Mass Effect 1 was a beautiful game, partly due to the power of Unreal engine 3 and Bioware’s amazing art department. Mass Effect 2 pushes the bar once more, with greater detailed textures and better animations. Also, Mass Effect’s use of bloom has always been a defining feature that gives it a really sci-fi feel. Another noticeable improvement is the texture loading – in Mass Effect 1 it was terrible. The game would start and the walls and floor wouldn’t be fully loaded, therefore making it a blurry mess. This was either a choice to try and minimize loading times or just a problem with unreal as Gears of War had the exact same problem.

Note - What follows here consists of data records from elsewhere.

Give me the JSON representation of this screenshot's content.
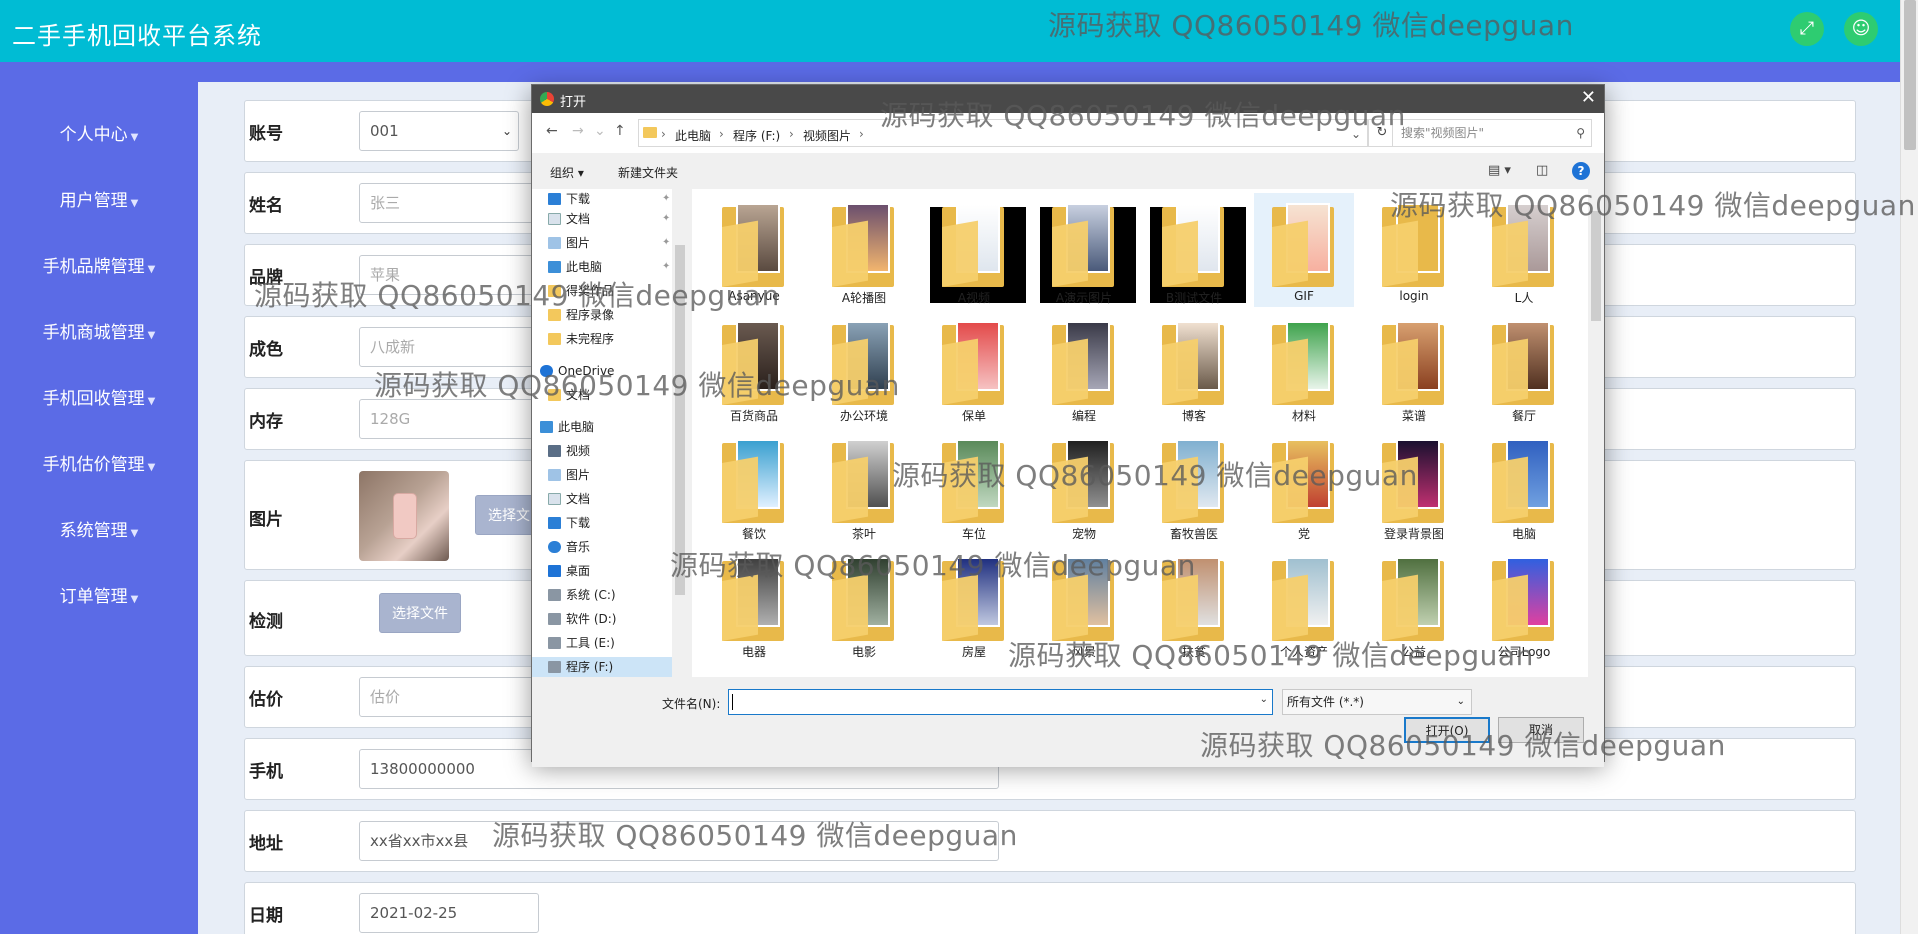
{
  "app": {
    "title": "二手手机回收平台系统"
  },
  "header": {
    "fullscreen_icon": "fullscreen-icon",
    "user_icon": "user-icon"
  },
  "sidebar": {
    "items": [
      {
        "label": "个人中心"
      },
      {
        "label": "用户管理"
      },
      {
        "label": "手机品牌管理"
      },
      {
        "label": "手机商城管理"
      },
      {
        "label": "手机回收管理"
      },
      {
        "label": "手机估价管理"
      },
      {
        "label": "系统管理"
      },
      {
        "label": "订单管理"
      }
    ]
  },
  "form": {
    "account": {
      "label": "账号",
      "value": "001"
    },
    "name": {
      "label": "姓名",
      "value": "张三"
    },
    "brand": {
      "label": "品牌",
      "value": "苹果"
    },
    "condition": {
      "label": "成色",
      "value": "八成新"
    },
    "memory": {
      "label": "内存",
      "value": "128G"
    },
    "picture": {
      "label": "图片",
      "button": "选择文"
    },
    "detection": {
      "label": "检测",
      "button": "选择文件"
    },
    "estimate": {
      "label": "估价",
      "placeholder": "估价"
    },
    "phone": {
      "label": "手机",
      "value": "13800000000"
    },
    "address": {
      "label": "地址",
      "value": "xx省xx市xx县"
    },
    "date": {
      "label": "日期",
      "value": "2021-02-25"
    }
  },
  "dialog": {
    "title": "打开",
    "breadcrumb": [
      "此电脑",
      "程序 (F:)",
      "视频图片"
    ],
    "search_placeholder": "搜索\"视频图片\"",
    "toolbar": {
      "organize": "组织",
      "new_folder": "新建文件夹"
    },
    "nav": [
      {
        "label": "下载",
        "pinned": true
      },
      {
        "label": "文档",
        "pinned": true
      },
      {
        "label": "图片",
        "pinned": true
      },
      {
        "label": "此电脑",
        "pinned": true
      },
      {
        "label": "得奖作品",
        "pinned": false
      },
      {
        "label": "程序录像",
        "pinned": false
      },
      {
        "label": "未完程序",
        "pinned": false
      },
      {
        "label": "OneDrive",
        "pinned": false
      },
      {
        "label": "文档",
        "pinned": false
      },
      {
        "label": "此电脑",
        "pinned": false
      },
      {
        "label": "视频",
        "pinned": false
      },
      {
        "label": "图片",
        "pinned": false
      },
      {
        "label": "文档",
        "pinned": false
      },
      {
        "label": "下载",
        "pinned": false
      },
      {
        "label": "音乐",
        "pinned": false
      },
      {
        "label": "桌面",
        "pinned": false
      },
      {
        "label": "系统 (C:)",
        "pinned": false
      },
      {
        "label": "软件 (D:)",
        "pinned": false
      },
      {
        "label": "工具 (E:)",
        "pinned": false
      },
      {
        "label": "程序 (F:)",
        "pinned": false
      }
    ],
    "files": [
      "Asanyue",
      "A轮播图",
      "A视频",
      "A演示图片",
      "B测试文件",
      "GIF",
      "login",
      "L人",
      "百货商品",
      "办公环境",
      "保单",
      "编程",
      "博客",
      "材料",
      "菜谱",
      "餐厅",
      "餐饮",
      "茶叶",
      "车位",
      "宠物",
      "畜牧兽医",
      "党",
      "登录背景图",
      "电脑",
      "电器",
      "电影",
      "房屋",
      "风景",
      "扶贫",
      "个人资产",
      "公益",
      "公司Logo"
    ],
    "filename_label": "文件名(N):",
    "filetype": "所有文件 (*.*)",
    "open_button": "打开(O)",
    "cancel_button": "取消"
  },
  "watermarks": [
    "源码获取 QQ86050149 微信deepguan",
    "源码获取 QQ86050149 微信deepguan",
    "源码获取 QQ86050149 微信deepguan",
    "源码获取 QQ86050149 微信deepguan",
    "源码获取 QQ86050149 微信deepguan",
    "源码获取 QQ86050149 微信deepguan",
    "源码获取 QQ86050149 微信deepguan",
    "源码获取 QQ86050149 微信deepguan",
    "源码获取 QQ86050149 微信deepguan",
    "源码获取 QQ86050149 微信deepguan"
  ]
}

The sounds of Mass Effect 2 are astounding, from the music to the voice acting. These were some of the best the video games world had produced at the time. The music is beautifully implemented within the game, creating the right feel for the right moment. The voice acting is superb, which is necessary for the type of functions Bioware are going for – if you’re going to spend large amounts of time talking to people, they have to be believably voiced for it to be worth it.

Final Opinions

When I first played Mass Effect 2 there was no doubt in my mind that it was one of the best games I had played. From the story to the gameplay, everything in this game felt like it was made with my tastes in mind. I would recommend this game to everyone (well, except those who hate sci-fi). Something that I cannot stress enough though is that to get everything out of this game, you must play the first. Mass Effect 2 might be able to stand on its own but trust me, you want the whole experience. There is nothing else out there like it.